Looking for a slice of Greece in Germany? Look no further than the stunning Walhalla.

Named after the warrior’s paradise of Germanic mythology, Valhalla, you’ll feel like a warrior yourself if you join AmaWaterways for one of our active adventures: a bike ride through the Regensburg countryside towards the neo-classical marble temple inspired by Athens’ Parthenon on the Acropolis.

But the Walhalla celebrates the heritage of Bavaria. Representing 2,000 years of history, 130 busts and 65 plaques line the interior and honour German-speaking writers, clerics, scientists, warriors and other men and women. Interestingly for his time, Ludwig I specifically designed this to honour members of both sexes, making them eligible to be elected for this high honour. Since the completion of the memorial in 1847, plaques and busts have continued to be erected in honor of German-speaking luminaries throughout both modern and classical history.

Nestled high above the Danube, the Walhalla is the brainchild of the Bavarian King Ludwig I (a forefather of the legendary “Swan King” or “Mad King” Ludwig II, known for Neuschwanstein Castle among others). Ludwig I, who reigned between 1825-1848, built the Walhalla for much the same reason his grandson built his fanciful castles: to remind Bavarians of their greatness.
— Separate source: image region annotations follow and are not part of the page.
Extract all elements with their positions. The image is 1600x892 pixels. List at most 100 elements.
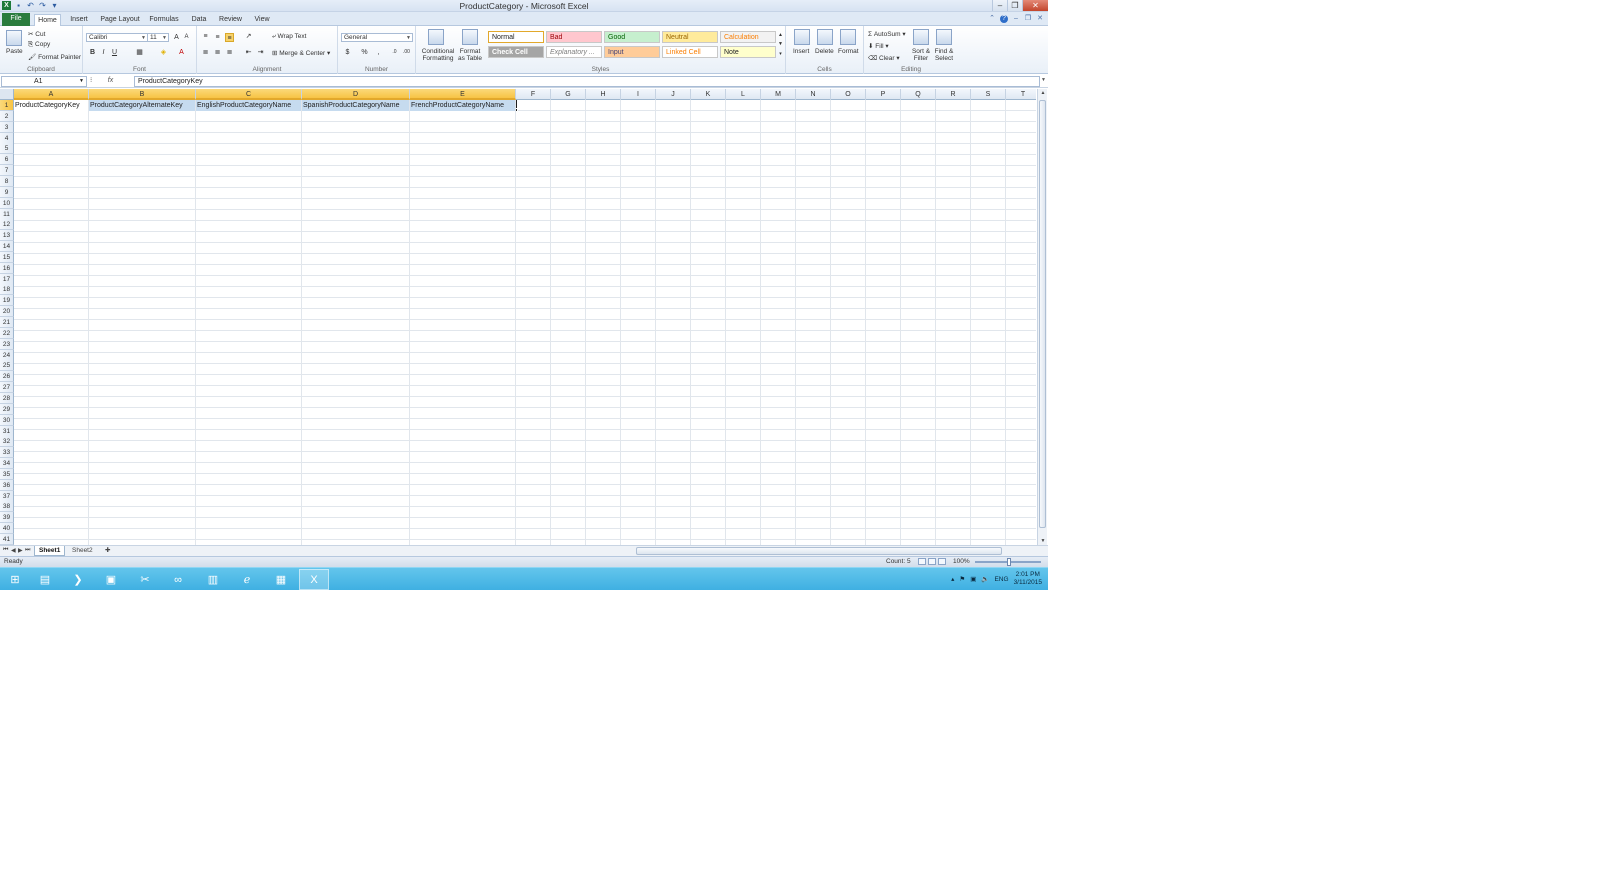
italic-icon[interactable]: I: [99, 48, 108, 57]
clock[interactable]: 2:01 PM 3/11/2015: [1014, 571, 1042, 587]
row-header[interactable]: 40: [0, 523, 14, 535]
cell-style-calculation[interactable]: Calculation: [720, 31, 776, 43]
cell-style-good[interactable]: Good: [604, 31, 660, 43]
scroll-down-icon[interactable]: ▼: [1038, 537, 1048, 545]
shrink-font-icon[interactable]: A: [182, 33, 191, 42]
row-header[interactable]: 33: [0, 447, 14, 459]
row-header[interactable]: 18: [0, 284, 14, 296]
row-header[interactable]: 25: [0, 360, 14, 372]
percent-icon[interactable]: %: [360, 48, 369, 57]
bold-icon[interactable]: B: [88, 48, 97, 57]
scroll-up-icon[interactable]: ▲: [1038, 89, 1048, 97]
row-header[interactable]: 41: [0, 534, 14, 545]
column-header[interactable]: I: [621, 89, 656, 100]
last-sheet-icon[interactable]: ⏭: [25, 547, 30, 554]
orientation-icon[interactable]: ↗: [244, 32, 253, 41]
row-header[interactable]: 15: [0, 251, 14, 263]
row-header[interactable]: 19: [0, 295, 14, 307]
comma-icon[interactable]: ,: [374, 48, 383, 57]
excel-taskbar-icon[interactable]: X: [299, 569, 329, 590]
column-header[interactable]: D: [302, 89, 410, 100]
cut-button[interactable]: ✂ Cut: [28, 30, 45, 38]
column-header[interactable]: B: [89, 89, 196, 100]
column-header[interactable]: H: [586, 89, 621, 100]
column-header[interactable]: P: [866, 89, 901, 100]
tab-view[interactable]: View: [250, 14, 274, 26]
formula-input[interactable]: ProductCategoryKey: [134, 76, 1040, 87]
paste-icon[interactable]: [6, 30, 22, 46]
server-manager-icon[interactable]: ▤: [30, 569, 60, 590]
fill-button[interactable]: ⬇ Fill ▾: [868, 42, 889, 50]
align-center-icon[interactable]: ≣: [213, 48, 222, 57]
tools-icon[interactable]: ✂: [130, 569, 160, 590]
wrap-text-button[interactable]: ⤶ Wrap Text: [272, 33, 306, 41]
row-header[interactable]: 14: [0, 241, 14, 253]
row-header[interactable]: 1: [0, 100, 14, 111]
column-header[interactable]: C: [196, 89, 302, 100]
row-header[interactable]: 17: [0, 273, 14, 285]
borders-icon[interactable]: ▦: [135, 48, 144, 57]
conditional-formatting-icon[interactable]: [428, 29, 444, 45]
row-header[interactable]: 36: [0, 479, 14, 491]
next-sheet-icon[interactable]: ▶: [18, 547, 23, 554]
column-header[interactable]: O: [831, 89, 866, 100]
format-as-table-button[interactable]: Format as Table: [456, 48, 484, 62]
currency-icon[interactable]: $: [343, 48, 352, 57]
column-header[interactable]: R: [936, 89, 971, 100]
tab-data[interactable]: Data: [187, 14, 211, 26]
cell-style-check-cell[interactable]: Check Cell: [488, 46, 544, 58]
row-header[interactable]: 39: [0, 512, 14, 524]
fill-color-icon[interactable]: ◈: [159, 48, 168, 57]
cell[interactable]: ProductCategoryKey: [14, 100, 89, 111]
autosum-button[interactable]: Σ AutoSum ▾: [868, 30, 906, 38]
action-center-icon[interactable]: ⚑: [959, 575, 965, 583]
format-button[interactable]: Format: [838, 48, 859, 55]
vertical-scrollbar[interactable]: ▲ ▼: [1037, 89, 1047, 545]
volume-icon[interactable]: 🔈: [981, 575, 989, 583]
row-header[interactable]: 7: [0, 165, 14, 177]
file-explorer-icon[interactable]: ▣: [96, 569, 126, 590]
row-header[interactable]: 27: [0, 382, 14, 394]
copy-button[interactable]: ⎘ Copy: [28, 41, 50, 49]
expand-formula-icon[interactable]: ▼: [1041, 77, 1047, 85]
column-header[interactable]: F: [516, 89, 551, 100]
name-box[interactable]: A1 ▼: [1, 76, 87, 87]
row-header[interactable]: 13: [0, 230, 14, 242]
workbook-minimize-icon[interactable]: –: [1012, 15, 1020, 23]
delete-button[interactable]: Delete: [815, 48, 834, 55]
increase-indent-icon[interactable]: ⇥: [256, 48, 265, 57]
prev-sheet-icon[interactable]: ◀: [11, 547, 16, 554]
vertical-scroll-thumb[interactable]: [1039, 100, 1046, 528]
cell-style-explanatory[interactable]: Explanatory ...: [546, 46, 602, 58]
powershell-icon[interactable]: ❯: [63, 569, 93, 590]
number-format-select[interactable]: General ▼: [341, 33, 413, 42]
tab-page-layout[interactable]: Page Layout: [98, 14, 142, 26]
zoom-level[interactable]: 100%: [953, 557, 970, 567]
find-select-icon[interactable]: [936, 29, 952, 45]
align-top-icon[interactable]: ≡: [201, 32, 210, 41]
first-sheet-icon[interactable]: ⏮: [3, 547, 8, 554]
insert-cells-icon[interactable]: [794, 29, 810, 45]
network-icon[interactable]: ▣: [970, 575, 976, 583]
insert-sheet-icon[interactable]: ✚: [101, 546, 114, 556]
font-size-select[interactable]: 11 ▼: [147, 33, 169, 42]
column-header[interactable]: M: [761, 89, 796, 100]
row-header[interactable]: 4: [0, 132, 14, 144]
column-header[interactable]: J: [656, 89, 691, 100]
cell[interactable]: SpanishProductCategoryName: [302, 100, 410, 111]
horizontal-scroll-thumb[interactable]: [636, 547, 1002, 555]
format-painter-button[interactable]: 🖌 Format Painter: [28, 53, 81, 61]
row-header[interactable]: 21: [0, 317, 14, 328]
document-icon[interactable]: ▥: [198, 569, 228, 590]
paste-button[interactable]: Paste: [6, 48, 23, 55]
align-middle-icon[interactable]: ≡: [213, 33, 222, 42]
column-header[interactable]: Q: [901, 89, 936, 100]
row-header[interactable]: 34: [0, 458, 14, 470]
column-header[interactable]: E: [410, 89, 516, 100]
column-header[interactable]: S: [971, 89, 1006, 100]
column-header[interactable]: T: [1006, 89, 1041, 100]
close-button[interactable]: ✕: [1022, 0, 1048, 11]
column-header[interactable]: N: [796, 89, 831, 100]
decrease-decimal-icon[interactable]: .00: [402, 48, 411, 57]
cell-style-linked-cell[interactable]: Linked Cell: [662, 46, 718, 58]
In the case of Walhalla, Bavaria was coming off what many perceived as a humiliating defeat by Napoleon and his soldiers in 1807. Granted, if you’re going to lose, losing to Napoleon who bested most of Europe seems like it might not be the most embarrassing loss ever… But no matter, Ludwig wanted to bolster pride in his homeland.

To that end, Ludwig brought in Court architect Leo von Klenze to design the Walhalla. The original honourees include the legendary printer Johannes Gutenberg, mathematician and astronomer Nicolaus Copernicus, Holy Roman Empress (and German Queen) Maria Theresa, composer Ludwig van Beethoven, painter Jan van Eyck, poet Johann Wolfgang von Goethe and of course, Ludwig I himself as he couldn’t help but include him in such an honourary party.

Later additions include Martin Luther and composers Richard Strauss and Johann Sebastian Bach. Since the end of World War II, many additions to the Walhalla represent those who were against Hitler and National Socialist regimes of the 30s – such as German-born Jewish mathematician Albert Einstein and the political activist Sophie Scholl who was murdered in 1943.

Of course, part of the excitement of riding with us to the Walhalla lies in the scenic ride along the way. The bike path is popular among locals and tourists alike because of the Danube Valley’s breathtaking views. Enjoy taking in both the Danube’s beauty from the hills above and the iconic sight of the Walhalla, sometimes referred to as Germany’s Hall of Fame.